FirstEnergy customers face added fee
Customers of FirstEnergy Solutions will be hit with an additional charge for their electricity within the next few months.
Customers will be required to pay what FES is calling a “RTO Expense Surcharge,” said Diane Francis, spokeswoman of FES, an electricity supplier and subsidiary of FirstEnergy Corp.
According to Francis, extremely cold weather in January resulted in record levels of energy use, and throughout the month PJM Interconnection, the regional transmission organization that coordinates reliability and wholesale electricity in the region, initiated emergency operations.
As a result, PJM incurred extremely high ancillary service costs to purchase the power needed to keep the electric system reliable throughout these severe conditions, and PJM billed additional costs to suppliers, such as FirstEnergy Solutions, Francis said. These additional ancillary service charges are considered a “pass through event,” Francis said.
This means FES will adjust customers’ bills through a one-time charge, which will be about $5 to $15 for an average residential customer and will appear on a
May, June or July bill, Francis said.
“When demand is high and supply is low, prices go up. PJM passed on the costs to suppliers in the PJM system. FirstEnergy Solutions is a large supplier; we got a large portion. We are passing that on as the contract allows,” Francis said. “What the PJM charged us in January was greater than all of 2013. We didn’t foresee these unpredictable extremes.”

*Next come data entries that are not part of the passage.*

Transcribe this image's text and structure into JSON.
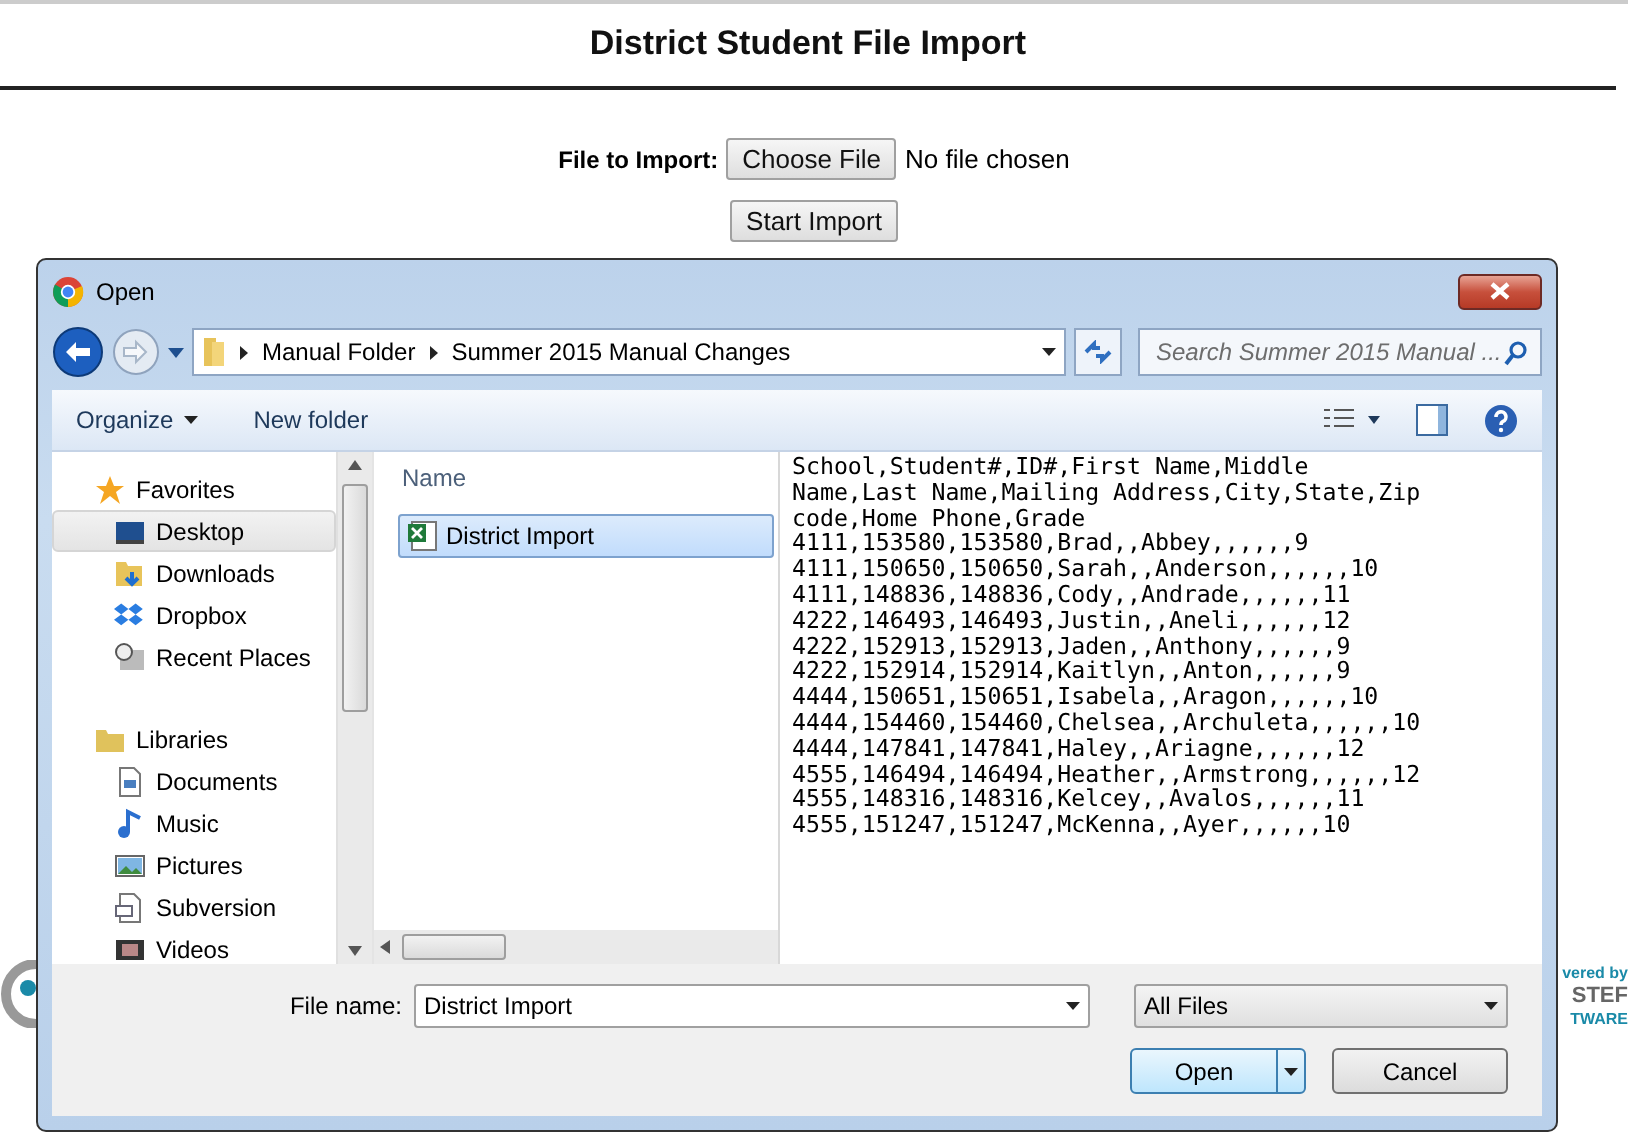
{
  "page": {
    "title": "District Student File Import",
    "file_label": "File to Import:",
    "choose_button": "Choose File",
    "no_file": "No file chosen",
    "start_button": "Start Import",
    "footer_text": [
      "vered by",
      "STEF",
      "TWARE"
    ]
  },
  "dialog": {
    "title": "Open",
    "breadcrumb": [
      "Manual Folder",
      "Summer 2015 Manual Changes"
    ],
    "search_placeholder": "Search Summer 2015 Manual ...",
    "toolbar": [
      "Organize",
      "New folder"
    ],
    "nav": [
      {
        "label": "Favorites",
        "kind": "group",
        "selected": false
      },
      {
        "label": "Desktop",
        "kind": "item",
        "selected": true
      },
      {
        "label": "Downloads",
        "kind": "item",
        "selected": false
      },
      {
        "label": "Dropbox",
        "kind": "item",
        "selected": false
      },
      {
        "label": "Recent Places",
        "kind": "item",
        "selected": false
      },
      {
        "label": "Libraries",
        "kind": "group",
        "selected": false
      },
      {
        "label": "Documents",
        "kind": "item",
        "selected": false
      },
      {
        "label": "Music",
        "kind": "item",
        "selected": false
      },
      {
        "label": "Pictures",
        "kind": "item",
        "selected": false
      },
      {
        "label": "Subversion",
        "kind": "item",
        "selected": false
      },
      {
        "label": "Videos",
        "kind": "item",
        "selected": false
      }
    ],
    "files": {
      "column": "Name",
      "items": [
        {
          "name": "District Import",
          "selected": true
        }
      ]
    },
    "preview": [
      "School,Student#,ID#,First Name,Middle",
      "Name,Last Name,Mailing Address,City,State,Zip",
      "code,Home Phone,Grade",
      "4111,153580,153580,Brad,,Abbey,,,,,,9",
      "4111,150650,150650,Sarah,,Anderson,,,,,,10",
      "4111,148836,148836,Cody,,Andrade,,,,,,11",
      "4222,146493,146493,Justin,,Aneli,,,,,,12",
      "4222,152913,152913,Jaden,,Anthony,,,,,,9",
      "4222,152914,152914,Kaitlyn,,Anton,,,,,,9",
      "4444,150651,150651,Isabela,,Aragon,,,,,,10",
      "4444,154460,154460,Chelsea,,Archuleta,,,,,,10",
      "4444,147841,147841,Haley,,Ariagne,,,,,,12",
      "4555,146494,146494,Heather,,Armstrong,,,,,,12",
      "4555,148316,148316,Kelcey,,Avalos,,,,,,11",
      "4555,151247,151247,McKenna,,Ayer,,,,,,10"
    ],
    "file_name_label": "File name:",
    "file_name": "District Import",
    "filter": "All Files",
    "buttons": [
      "Open",
      "Cancel"
    ]
  }
}
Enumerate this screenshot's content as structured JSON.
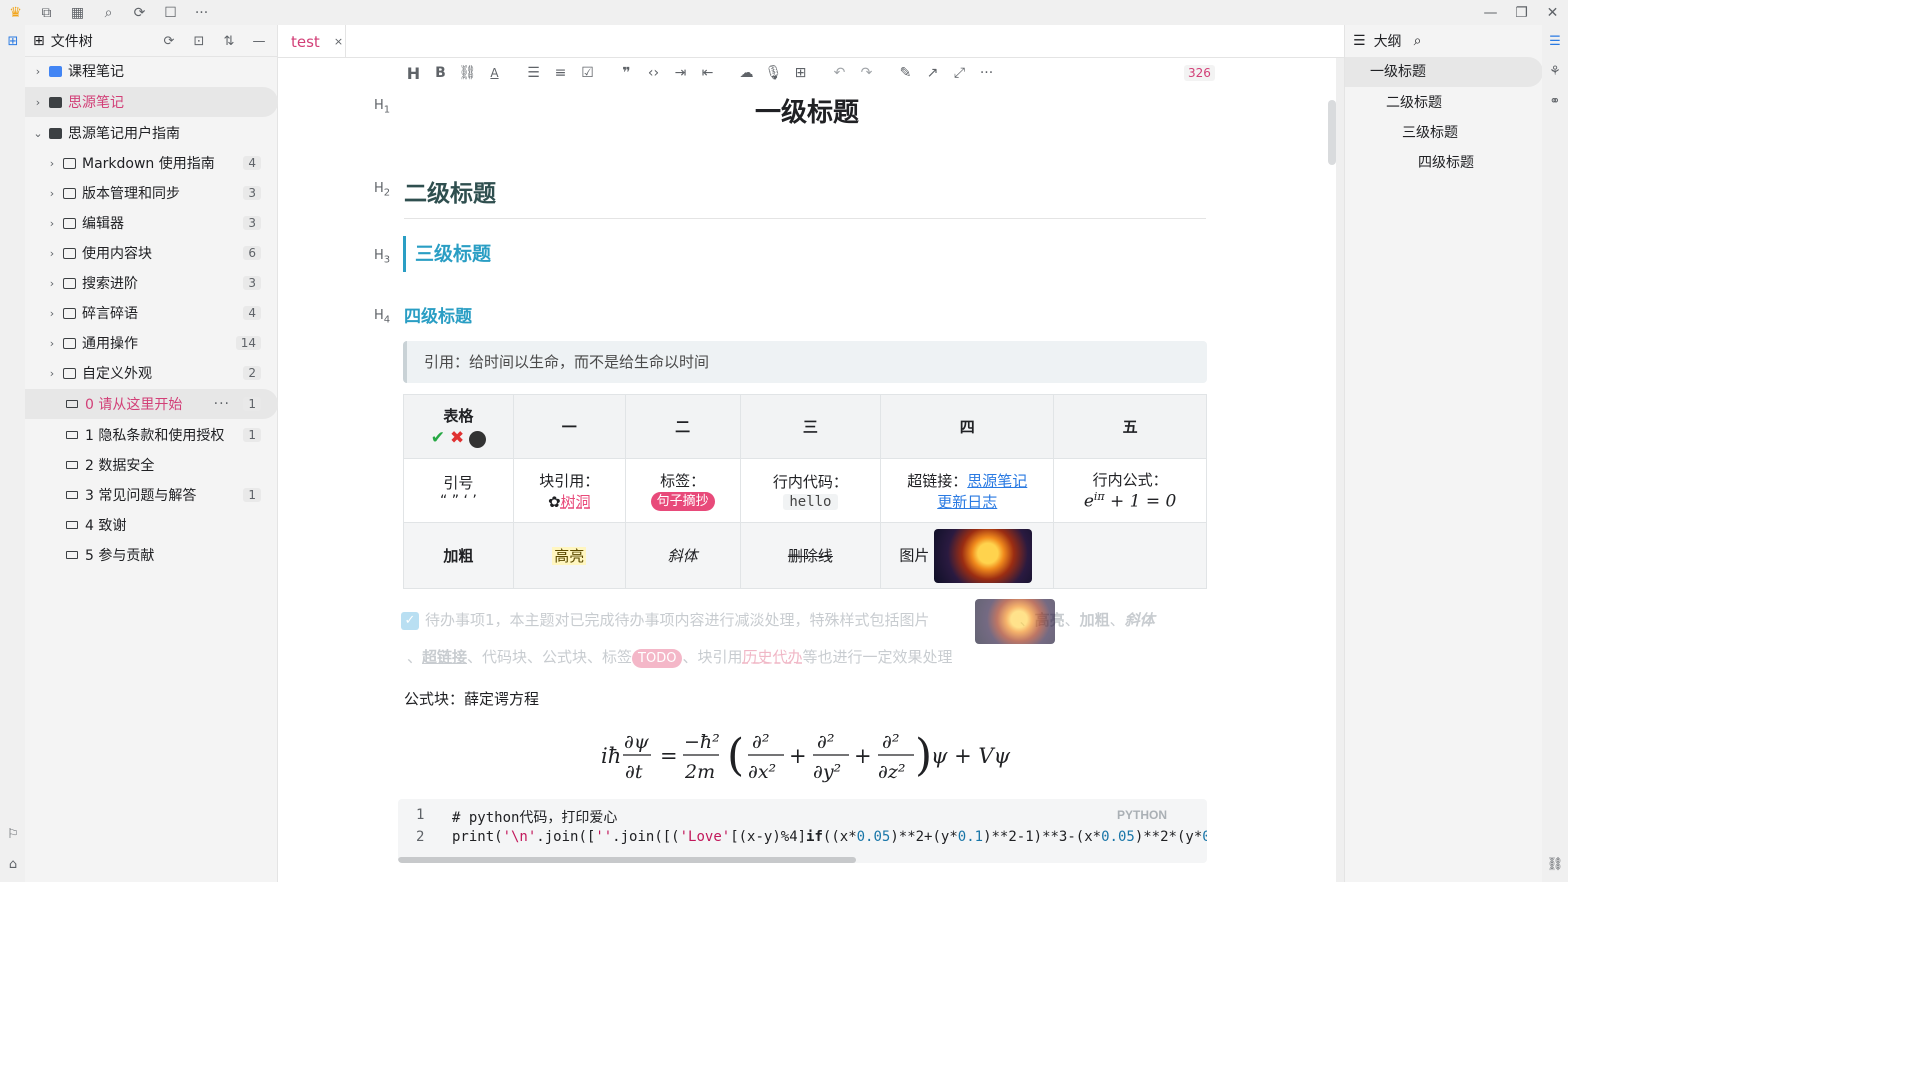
{
  "topbar": {
    "icons": [
      "crown-icon",
      "copy-icon",
      "calendar-icon",
      "search-icon",
      "sync-icon",
      "panel-icon",
      "more-icon"
    ]
  },
  "filetree": {
    "title": "文件树",
    "notebooks": [
      {
        "label": "课程笔记",
        "color": "#4285f4"
      },
      {
        "label": "思源笔记",
        "color": "#3c4043"
      },
      {
        "label": "思源笔记用户指南",
        "color": "#3c4043"
      }
    ],
    "folders": [
      {
        "label": "Markdown 使用指南",
        "count": "4"
      },
      {
        "label": "版本管理和同步",
        "count": "3"
      },
      {
        "label": "编辑器",
        "count": "3"
      },
      {
        "label": "使用内容块",
        "count": "6"
      },
      {
        "label": "搜索进阶",
        "count": "3"
      },
      {
        "label": "碎言碎语",
        "count": "4"
      },
      {
        "label": "通用操作",
        "count": "14"
      },
      {
        "label": "自定义外观",
        "count": "2"
      }
    ],
    "docs": [
      {
        "label": "0 请从这里开始",
        "count": "1",
        "more": "···"
      },
      {
        "label": "1 隐私条款和使用授权",
        "count": "1"
      },
      {
        "label": "2 数据安全",
        "count": ""
      },
      {
        "label": "3 常见问题与解答",
        "count": "1"
      },
      {
        "label": "4 致谢",
        "count": ""
      },
      {
        "label": "5 参与贡献",
        "count": ""
      }
    ]
  },
  "tab": {
    "label": "test",
    "close": "×"
  },
  "toolbar": {
    "buttons": [
      "heading",
      "bold",
      "link",
      "font-color",
      "bullet-list",
      "ordered-list",
      "check-list",
      "quote",
      "code",
      "indent",
      "outdent",
      "upload",
      "record",
      "table",
      "undo",
      "redo",
      "edit",
      "export",
      "fullscreen",
      "more"
    ],
    "word_count": "326"
  },
  "editor": {
    "h1": "一级标题",
    "h2": "二级标题",
    "h3": "三级标题",
    "h4": "四级标题",
    "marks": {
      "h1": "H",
      "h2": "H",
      "h3": "H",
      "h4": "H",
      "n1": "1",
      "n2": "2",
      "n3": "3",
      "n4": "4"
    },
    "quote": "引用：给时间以生命，而不是给生命以时间",
    "table": {
      "headers": [
        "表格",
        "一",
        "二",
        "三",
        "四",
        "五"
      ],
      "row1": {
        "c1_top": "引号",
        "c1_bottom": "“ ” ‘ ’",
        "c2_top": "块引用：",
        "c2_ref": "树洞",
        "c3_top": "标签：",
        "c3_tag": "句子摘抄",
        "c4_top": "行内代码：",
        "c4_code": "hello",
        "c5_top": "超链接：",
        "c5_link1": "思源笔记",
        "c5_link2": "更新日志",
        "c6_top": "行内公式："
      },
      "row2": {
        "c1": "加粗",
        "c2": "高亮",
        "c3": "斜体",
        "c4": "删除线",
        "c5": "图片"
      }
    },
    "todo": {
      "line1": "待办事项1，本主题对已完成待办事项内容进行减淡处理，特殊样式包括图片",
      "line1_tail_a": "、",
      "line1_tail_hl": "高亮",
      "line1_tail_b": "、",
      "line1_tail_bold": "加粗",
      "line1_tail_c": "、",
      "line1_tail_it": "斜体",
      "line2_a": "、",
      "line2_link": "超链接",
      "line2_b": "、代码块、公式块、标签",
      "line2_tag": "TODO",
      "line2_c": "、块引用",
      "line2_ref": "历史代办",
      "line2_d": "等也进行一定效果处理"
    },
    "formula_title": "公式块：薛定谔方程",
    "code": {
      "lang": "PYTHON",
      "line_numbers": [
        "1",
        "2"
      ],
      "line1": "# python代码，打印爱心"
    }
  },
  "outline": {
    "title": "大纲",
    "items": [
      "一级标题",
      "二级标题",
      "三级标题",
      "四级标题"
    ]
  },
  "colors": {
    "accent": "#d23f77",
    "heading": "#2a9ec4",
    "link": "#2a7ae2"
  }
}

FES is notifying its customers by postcard that the one-time charge will be coming.FES chose to pass through a portion of that cost onto customers.

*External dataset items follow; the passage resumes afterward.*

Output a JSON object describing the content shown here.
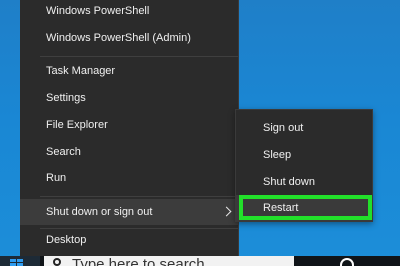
{
  "winx_menu": {
    "items": [
      {
        "label": "Windows PowerShell"
      },
      {
        "label": "Windows PowerShell (Admin)"
      },
      {
        "label": "Task Manager"
      },
      {
        "label": "Settings"
      },
      {
        "label": "File Explorer"
      },
      {
        "label": "Search"
      },
      {
        "label": "Run"
      },
      {
        "label": "Shut down or sign out"
      },
      {
        "label": "Desktop"
      }
    ]
  },
  "submenu": {
    "items": [
      {
        "label": "Sign out"
      },
      {
        "label": "Sleep"
      },
      {
        "label": "Shut down"
      },
      {
        "label": "Restart"
      }
    ]
  },
  "taskbar": {
    "search_text": "Type here to search"
  },
  "colors": {
    "desktop": "#1a87d4",
    "menu_background": "#2b2b2b",
    "highlight": "#22e02a"
  },
  "icons": {
    "start": "windows-logo-icon",
    "search": "search-icon",
    "tray": "network-icon",
    "submenu_arrow": "chevron-right-icon"
  }
}
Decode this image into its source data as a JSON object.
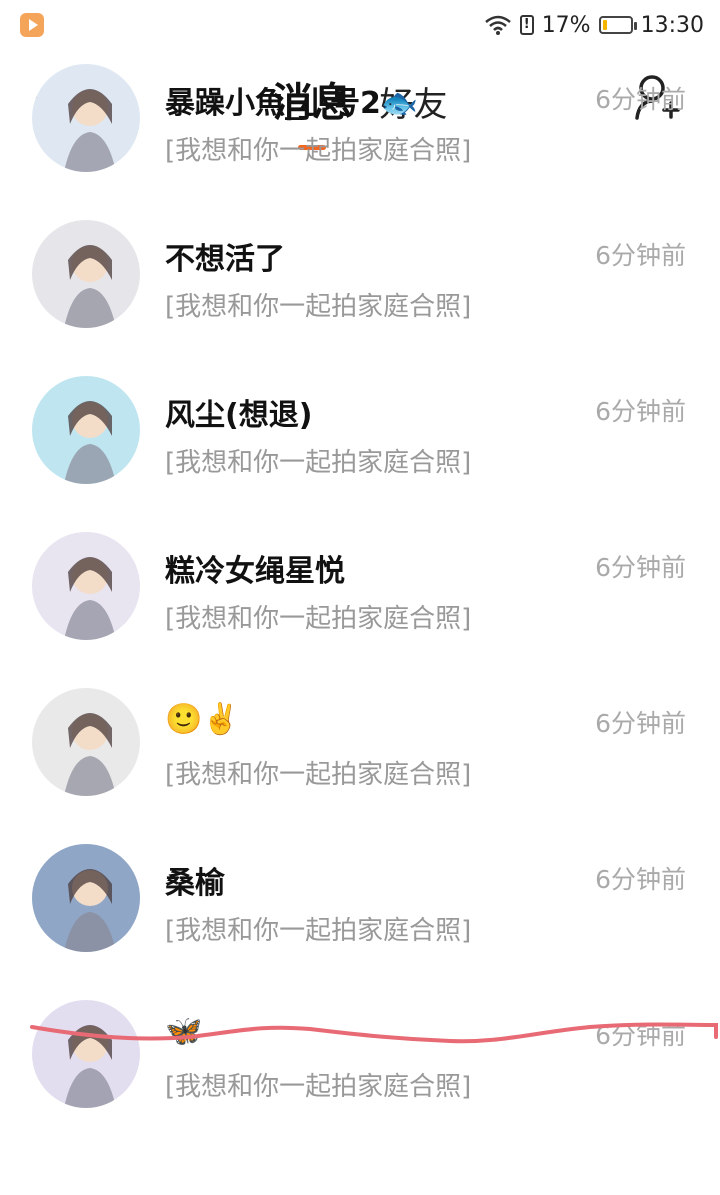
{
  "status_bar": {
    "battery_percent": "17%",
    "time": "13:30",
    "battery_level": 0.17,
    "alert_glyph": "!"
  },
  "header": {
    "tab_active": "消息",
    "tab_other": "好友"
  },
  "messages": [
    {
      "name": "暴躁小魚_小号2🐟",
      "preview": "[我想和你一起拍家庭合照]",
      "time": "6分钟前",
      "avatar_bg": "#dfe8f2"
    },
    {
      "name": "不想活了",
      "preview": "[我想和你一起拍家庭合照]",
      "time": "6分钟前",
      "avatar_bg": "#e6e6ea"
    },
    {
      "name": "风尘(想退)",
      "preview": "[我想和你一起拍家庭合照]",
      "time": "6分钟前",
      "avatar_bg": "#bfe6f0"
    },
    {
      "name": "糕冷女绳星悦",
      "preview": "[我想和你一起拍家庭合照]",
      "time": "6分钟前",
      "avatar_bg": "#e8e4f0"
    },
    {
      "name": "🙂✌️",
      "preview": "[我想和你一起拍家庭合照]",
      "time": "6分钟前",
      "avatar_bg": "#e9e9e9"
    },
    {
      "name": "桑榆",
      "preview": "[我想和你一起拍家庭合照]",
      "time": "6分钟前",
      "avatar_bg": "#8fa6c6"
    },
    {
      "name": "🦋",
      "preview": "[我想和你一起拍家庭合照]",
      "time": "6分钟前",
      "avatar_bg": "#e2def0"
    }
  ]
}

“Once we find out exactly what our share is, we can determine the customers share. It will be based on January usage. Chances are it will be a one-time charge on the June or July bill,” Francis said. “We are just exercising an option that the contract allows. It is a one-time pass through.”
What FirstEnergy Solutions is doing is legal, according to the Pennsylvania Public Utility Commission.

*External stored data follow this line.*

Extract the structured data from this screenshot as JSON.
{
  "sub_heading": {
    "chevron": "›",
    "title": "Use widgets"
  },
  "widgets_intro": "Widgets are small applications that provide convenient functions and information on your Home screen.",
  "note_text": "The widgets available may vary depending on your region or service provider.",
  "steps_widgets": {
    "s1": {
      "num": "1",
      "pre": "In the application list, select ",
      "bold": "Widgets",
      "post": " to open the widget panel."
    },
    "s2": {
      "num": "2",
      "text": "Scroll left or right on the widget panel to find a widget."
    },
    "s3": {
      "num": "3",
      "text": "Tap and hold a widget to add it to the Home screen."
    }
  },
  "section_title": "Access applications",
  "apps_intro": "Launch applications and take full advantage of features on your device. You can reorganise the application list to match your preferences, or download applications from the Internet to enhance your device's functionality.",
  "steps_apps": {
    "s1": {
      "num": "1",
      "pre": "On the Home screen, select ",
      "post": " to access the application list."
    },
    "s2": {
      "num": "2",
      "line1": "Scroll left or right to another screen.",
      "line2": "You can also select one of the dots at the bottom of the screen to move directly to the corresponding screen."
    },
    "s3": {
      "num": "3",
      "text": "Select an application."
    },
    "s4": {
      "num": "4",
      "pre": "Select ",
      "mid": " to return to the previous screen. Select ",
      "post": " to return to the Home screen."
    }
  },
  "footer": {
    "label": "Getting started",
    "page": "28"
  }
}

The company can charge the fee to fixed-rate customers because fixed-rate doesn’t always mean you can’t be charged more. The terms in contracts signed prior to November allowed charges like this to be passed on.
However, the PUC closed that loophole in November, and FirstEnergy Solutions isn’t charging the fee to customers who signed fixed-rate contracts since then, said PUC spokeswoman Jennifer Kocher.
The PUC isn’t thrilled about the surcharge being passed on.
“The commissioners are disappointed it is being passed on to consumers, and they want to take a closer look at the action taken by the company,” Kocher said.
FirstEnergy Solutions has about 400,000 customers in Pennsylvania.
Meanwhile, New Enter
prise Rural Electric Cooperative and Bedford Rural Electric Cooperative will not be adding surcharges to their customers’ bills.
“As a rural electric, we are not adding a surcharge. We set our rates, and they are what they are for a year. We don’t add surcharges,” said New Enterprise General Manager and CEO Rick Eichelberger. “The majority of the rural electrics are that way. If it costs a little bit more, we absorb it,” Eichelberger said.
Valley Rural Electric Cooperative offices were closed on Friday, and no one was available to answer questions.